Abstract

Carbohydrate intolerance is a common observation in endogenous hypertriglyceridemia (HL). So far the nature of this metabolic defect, which accompanies postprandial hyperinsulinemia and a reduced hypoglycemic action of insulin, has not been elucidated. We have examined cellular insulin binding in 20 subjects affected with HL (average plasma triglyceride level, 437 ± 311 mg/dL) to test the possibility that a receptor defect is involved in peripheral insulin resistance. Monocytes from the HL subjects bound, on the average, 34% less insulin than cells from eight normotriglyceridemic controls of comparable age and body weight (average plasma TG level, 169 ± 34 mg/dL). Likewise, erythrocytes from the HL group bound 29.6% less insulin than did those from control subjects. Scatchard analysis of the binding data revealed that the number of insulin receptors was reduced for both types of cells.
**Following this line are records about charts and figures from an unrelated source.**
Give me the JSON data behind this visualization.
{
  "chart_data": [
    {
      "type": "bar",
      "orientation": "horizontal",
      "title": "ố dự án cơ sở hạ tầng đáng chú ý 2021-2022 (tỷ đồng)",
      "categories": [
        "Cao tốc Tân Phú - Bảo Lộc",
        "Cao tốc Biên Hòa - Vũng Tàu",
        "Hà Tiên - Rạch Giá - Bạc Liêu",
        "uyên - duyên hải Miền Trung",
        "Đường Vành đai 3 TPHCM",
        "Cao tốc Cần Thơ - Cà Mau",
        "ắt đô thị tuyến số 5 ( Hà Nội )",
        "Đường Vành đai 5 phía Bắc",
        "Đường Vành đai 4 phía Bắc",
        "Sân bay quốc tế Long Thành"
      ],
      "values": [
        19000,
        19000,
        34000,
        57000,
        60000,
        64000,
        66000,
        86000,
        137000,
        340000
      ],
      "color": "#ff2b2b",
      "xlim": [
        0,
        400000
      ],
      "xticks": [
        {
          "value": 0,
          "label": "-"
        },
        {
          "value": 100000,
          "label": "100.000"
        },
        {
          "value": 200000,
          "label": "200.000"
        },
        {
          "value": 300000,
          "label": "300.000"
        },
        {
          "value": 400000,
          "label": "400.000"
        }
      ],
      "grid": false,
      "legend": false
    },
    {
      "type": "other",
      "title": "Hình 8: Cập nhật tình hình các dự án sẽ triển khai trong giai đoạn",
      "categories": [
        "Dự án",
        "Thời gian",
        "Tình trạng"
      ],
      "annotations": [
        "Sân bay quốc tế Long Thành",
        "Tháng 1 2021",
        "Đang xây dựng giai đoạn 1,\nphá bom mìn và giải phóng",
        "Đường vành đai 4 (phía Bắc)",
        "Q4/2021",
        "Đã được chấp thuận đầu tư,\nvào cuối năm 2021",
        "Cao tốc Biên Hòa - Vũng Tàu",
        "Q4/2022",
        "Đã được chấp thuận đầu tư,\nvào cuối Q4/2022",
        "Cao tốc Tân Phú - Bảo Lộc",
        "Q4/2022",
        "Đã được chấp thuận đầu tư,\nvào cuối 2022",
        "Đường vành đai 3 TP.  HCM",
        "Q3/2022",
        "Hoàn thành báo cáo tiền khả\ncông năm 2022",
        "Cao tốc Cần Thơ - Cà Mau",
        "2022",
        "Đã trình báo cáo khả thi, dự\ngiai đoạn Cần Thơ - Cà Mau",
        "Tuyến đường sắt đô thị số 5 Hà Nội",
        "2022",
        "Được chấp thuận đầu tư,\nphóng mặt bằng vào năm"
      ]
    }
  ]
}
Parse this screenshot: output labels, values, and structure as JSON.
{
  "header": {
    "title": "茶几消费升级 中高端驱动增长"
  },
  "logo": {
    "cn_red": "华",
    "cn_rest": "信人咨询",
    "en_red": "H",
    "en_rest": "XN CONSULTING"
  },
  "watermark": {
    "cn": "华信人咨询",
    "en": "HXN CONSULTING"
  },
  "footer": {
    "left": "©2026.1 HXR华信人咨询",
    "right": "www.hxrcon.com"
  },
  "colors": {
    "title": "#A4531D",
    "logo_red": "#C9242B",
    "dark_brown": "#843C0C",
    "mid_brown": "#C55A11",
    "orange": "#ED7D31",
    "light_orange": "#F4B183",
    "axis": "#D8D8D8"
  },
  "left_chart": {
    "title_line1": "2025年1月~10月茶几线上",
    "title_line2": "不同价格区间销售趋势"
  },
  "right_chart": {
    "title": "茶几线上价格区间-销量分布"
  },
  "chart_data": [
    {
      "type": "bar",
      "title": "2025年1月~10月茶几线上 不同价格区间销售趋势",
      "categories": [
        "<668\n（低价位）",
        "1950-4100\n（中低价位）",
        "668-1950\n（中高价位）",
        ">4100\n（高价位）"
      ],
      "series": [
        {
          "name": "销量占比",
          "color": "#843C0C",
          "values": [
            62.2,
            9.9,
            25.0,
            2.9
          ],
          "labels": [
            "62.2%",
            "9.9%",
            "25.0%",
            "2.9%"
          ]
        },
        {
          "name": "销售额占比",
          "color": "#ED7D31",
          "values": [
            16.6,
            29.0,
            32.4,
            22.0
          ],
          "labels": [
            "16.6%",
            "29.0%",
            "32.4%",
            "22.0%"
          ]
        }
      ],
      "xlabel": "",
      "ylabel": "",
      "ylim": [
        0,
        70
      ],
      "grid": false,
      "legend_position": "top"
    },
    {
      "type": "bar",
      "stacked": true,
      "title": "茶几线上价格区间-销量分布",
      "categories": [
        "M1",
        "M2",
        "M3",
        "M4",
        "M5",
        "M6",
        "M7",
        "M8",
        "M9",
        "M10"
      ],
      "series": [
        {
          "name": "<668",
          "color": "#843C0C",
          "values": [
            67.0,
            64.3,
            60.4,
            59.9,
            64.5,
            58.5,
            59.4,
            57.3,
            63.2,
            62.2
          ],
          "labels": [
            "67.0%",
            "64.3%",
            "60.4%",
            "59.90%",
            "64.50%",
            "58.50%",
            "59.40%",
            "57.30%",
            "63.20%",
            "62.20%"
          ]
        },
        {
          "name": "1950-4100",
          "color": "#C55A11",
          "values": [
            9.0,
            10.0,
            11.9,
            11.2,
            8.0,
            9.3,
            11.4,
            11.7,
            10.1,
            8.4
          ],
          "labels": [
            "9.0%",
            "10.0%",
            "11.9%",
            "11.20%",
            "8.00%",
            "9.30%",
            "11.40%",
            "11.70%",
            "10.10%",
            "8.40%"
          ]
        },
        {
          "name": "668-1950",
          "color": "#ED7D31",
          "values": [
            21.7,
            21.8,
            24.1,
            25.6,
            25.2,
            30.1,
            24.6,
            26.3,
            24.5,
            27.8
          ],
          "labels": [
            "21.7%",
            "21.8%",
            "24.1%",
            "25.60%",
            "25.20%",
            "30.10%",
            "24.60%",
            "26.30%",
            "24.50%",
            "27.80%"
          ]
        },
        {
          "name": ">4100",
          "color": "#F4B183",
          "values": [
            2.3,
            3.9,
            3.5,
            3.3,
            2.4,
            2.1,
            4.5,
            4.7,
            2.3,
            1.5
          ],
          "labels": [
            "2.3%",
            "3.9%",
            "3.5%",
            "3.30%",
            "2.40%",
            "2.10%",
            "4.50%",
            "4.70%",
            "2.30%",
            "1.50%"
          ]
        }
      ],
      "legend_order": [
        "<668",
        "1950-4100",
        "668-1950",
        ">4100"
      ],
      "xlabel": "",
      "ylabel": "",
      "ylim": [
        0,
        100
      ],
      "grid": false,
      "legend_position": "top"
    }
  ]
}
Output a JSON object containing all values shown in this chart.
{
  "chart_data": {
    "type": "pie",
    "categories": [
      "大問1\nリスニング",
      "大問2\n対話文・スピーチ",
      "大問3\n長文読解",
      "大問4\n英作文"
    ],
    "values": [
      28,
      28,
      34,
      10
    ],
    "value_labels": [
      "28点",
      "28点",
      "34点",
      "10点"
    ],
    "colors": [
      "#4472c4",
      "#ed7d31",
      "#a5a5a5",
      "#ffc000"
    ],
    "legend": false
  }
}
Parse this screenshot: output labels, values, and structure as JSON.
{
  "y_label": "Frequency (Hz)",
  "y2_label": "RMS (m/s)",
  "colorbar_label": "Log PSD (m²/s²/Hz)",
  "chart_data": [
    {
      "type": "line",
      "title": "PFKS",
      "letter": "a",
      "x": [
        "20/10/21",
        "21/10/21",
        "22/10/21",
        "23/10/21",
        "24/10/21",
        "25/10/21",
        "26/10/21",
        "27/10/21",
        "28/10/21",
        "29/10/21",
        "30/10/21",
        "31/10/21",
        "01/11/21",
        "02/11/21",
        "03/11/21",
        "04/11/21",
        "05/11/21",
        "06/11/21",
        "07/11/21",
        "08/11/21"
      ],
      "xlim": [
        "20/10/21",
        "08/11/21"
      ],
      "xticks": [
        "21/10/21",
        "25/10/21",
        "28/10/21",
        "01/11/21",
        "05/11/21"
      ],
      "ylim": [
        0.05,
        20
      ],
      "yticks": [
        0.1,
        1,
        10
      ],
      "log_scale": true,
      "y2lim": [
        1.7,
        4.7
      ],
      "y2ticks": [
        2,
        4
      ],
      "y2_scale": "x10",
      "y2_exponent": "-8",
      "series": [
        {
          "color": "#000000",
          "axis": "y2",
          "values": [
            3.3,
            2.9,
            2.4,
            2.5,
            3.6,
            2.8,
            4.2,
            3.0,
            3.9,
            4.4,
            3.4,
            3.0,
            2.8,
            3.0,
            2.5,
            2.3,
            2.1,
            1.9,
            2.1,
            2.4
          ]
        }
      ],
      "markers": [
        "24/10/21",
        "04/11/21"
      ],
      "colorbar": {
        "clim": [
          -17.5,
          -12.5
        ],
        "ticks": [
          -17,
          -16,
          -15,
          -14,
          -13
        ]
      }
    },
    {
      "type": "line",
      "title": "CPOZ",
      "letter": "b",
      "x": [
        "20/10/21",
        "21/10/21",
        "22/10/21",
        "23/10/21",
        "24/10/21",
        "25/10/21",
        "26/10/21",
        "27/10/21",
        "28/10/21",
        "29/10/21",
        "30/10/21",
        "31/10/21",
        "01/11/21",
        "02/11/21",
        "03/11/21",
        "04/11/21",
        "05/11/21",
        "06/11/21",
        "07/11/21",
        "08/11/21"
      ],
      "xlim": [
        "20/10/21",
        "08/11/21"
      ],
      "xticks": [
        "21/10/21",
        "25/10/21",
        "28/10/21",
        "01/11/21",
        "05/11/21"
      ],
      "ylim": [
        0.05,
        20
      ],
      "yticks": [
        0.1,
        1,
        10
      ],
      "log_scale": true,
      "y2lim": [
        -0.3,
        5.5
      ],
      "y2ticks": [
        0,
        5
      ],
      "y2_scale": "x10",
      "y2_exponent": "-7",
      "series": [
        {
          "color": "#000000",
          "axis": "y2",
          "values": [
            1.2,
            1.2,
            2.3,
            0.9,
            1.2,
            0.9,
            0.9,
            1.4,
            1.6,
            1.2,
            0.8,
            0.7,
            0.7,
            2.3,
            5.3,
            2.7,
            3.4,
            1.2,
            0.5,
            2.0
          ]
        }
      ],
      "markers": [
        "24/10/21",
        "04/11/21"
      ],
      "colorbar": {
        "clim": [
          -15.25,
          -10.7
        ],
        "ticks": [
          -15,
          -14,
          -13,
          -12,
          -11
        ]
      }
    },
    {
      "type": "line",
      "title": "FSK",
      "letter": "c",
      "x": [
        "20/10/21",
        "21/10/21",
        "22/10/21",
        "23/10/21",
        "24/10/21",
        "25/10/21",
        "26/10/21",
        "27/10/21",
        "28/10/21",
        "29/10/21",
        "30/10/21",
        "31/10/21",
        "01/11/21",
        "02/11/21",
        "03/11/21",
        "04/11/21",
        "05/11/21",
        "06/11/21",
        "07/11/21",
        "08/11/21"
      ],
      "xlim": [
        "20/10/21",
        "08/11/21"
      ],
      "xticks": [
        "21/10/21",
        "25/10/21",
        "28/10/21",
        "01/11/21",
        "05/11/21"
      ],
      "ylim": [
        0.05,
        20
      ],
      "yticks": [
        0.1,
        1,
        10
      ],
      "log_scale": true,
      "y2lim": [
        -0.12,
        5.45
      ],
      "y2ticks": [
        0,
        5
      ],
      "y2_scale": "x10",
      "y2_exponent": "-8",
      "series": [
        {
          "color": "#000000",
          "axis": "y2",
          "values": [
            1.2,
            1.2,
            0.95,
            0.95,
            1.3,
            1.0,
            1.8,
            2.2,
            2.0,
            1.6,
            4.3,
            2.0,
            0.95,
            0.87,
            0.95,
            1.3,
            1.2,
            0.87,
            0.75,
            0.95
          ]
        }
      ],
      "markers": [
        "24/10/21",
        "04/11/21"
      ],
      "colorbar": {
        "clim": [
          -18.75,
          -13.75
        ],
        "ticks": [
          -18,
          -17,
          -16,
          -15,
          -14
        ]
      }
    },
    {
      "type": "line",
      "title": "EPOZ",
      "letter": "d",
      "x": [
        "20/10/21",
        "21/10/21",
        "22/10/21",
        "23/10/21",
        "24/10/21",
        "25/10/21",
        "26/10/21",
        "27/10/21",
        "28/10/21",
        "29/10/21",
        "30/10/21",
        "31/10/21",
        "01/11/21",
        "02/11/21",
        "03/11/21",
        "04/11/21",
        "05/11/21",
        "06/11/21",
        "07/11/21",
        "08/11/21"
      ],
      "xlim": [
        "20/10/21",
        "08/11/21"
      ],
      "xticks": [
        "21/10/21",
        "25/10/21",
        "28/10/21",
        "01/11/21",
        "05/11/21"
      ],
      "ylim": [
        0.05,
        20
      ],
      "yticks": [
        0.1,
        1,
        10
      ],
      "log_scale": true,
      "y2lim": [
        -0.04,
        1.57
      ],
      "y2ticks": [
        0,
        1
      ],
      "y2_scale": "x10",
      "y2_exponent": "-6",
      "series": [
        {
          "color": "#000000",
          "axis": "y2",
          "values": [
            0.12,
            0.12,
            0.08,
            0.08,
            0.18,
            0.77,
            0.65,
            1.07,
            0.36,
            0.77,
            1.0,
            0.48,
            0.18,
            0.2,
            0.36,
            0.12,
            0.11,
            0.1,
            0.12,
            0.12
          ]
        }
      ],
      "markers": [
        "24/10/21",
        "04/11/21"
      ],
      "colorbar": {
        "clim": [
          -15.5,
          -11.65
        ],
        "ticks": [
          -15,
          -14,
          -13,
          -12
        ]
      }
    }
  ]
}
To test if the abnormality in cellular insulin-binding capacity in these subjects is an inherent defect or secondary to the hypertriglyceridemia, 11 of the subjects participated in a 4-month training program (120 minutes weekly of moderate exercise at 60% Vo 2 max), while the remaining nine persons served as controls. Training reduced the average plasma TG level from 373 ± 270 to 277 ± 139 mg/dL ( P < 0.01), but cellular insulin binding was not significantly affected. In addition, no correlation was found between the individual TG plasma concentration and cellular insulin binding. Thus, training itself also proved ineffective in enhancing insulin binding, most probably due to exertion of insufficient intensity. It is concluded that the defective insulin action in endogenous hypertriglyceridemia is, at least to some degree, due to an abnormality at the receptor level. This abnormality may be primary or secondary to the disturbed carbohydrate utilization.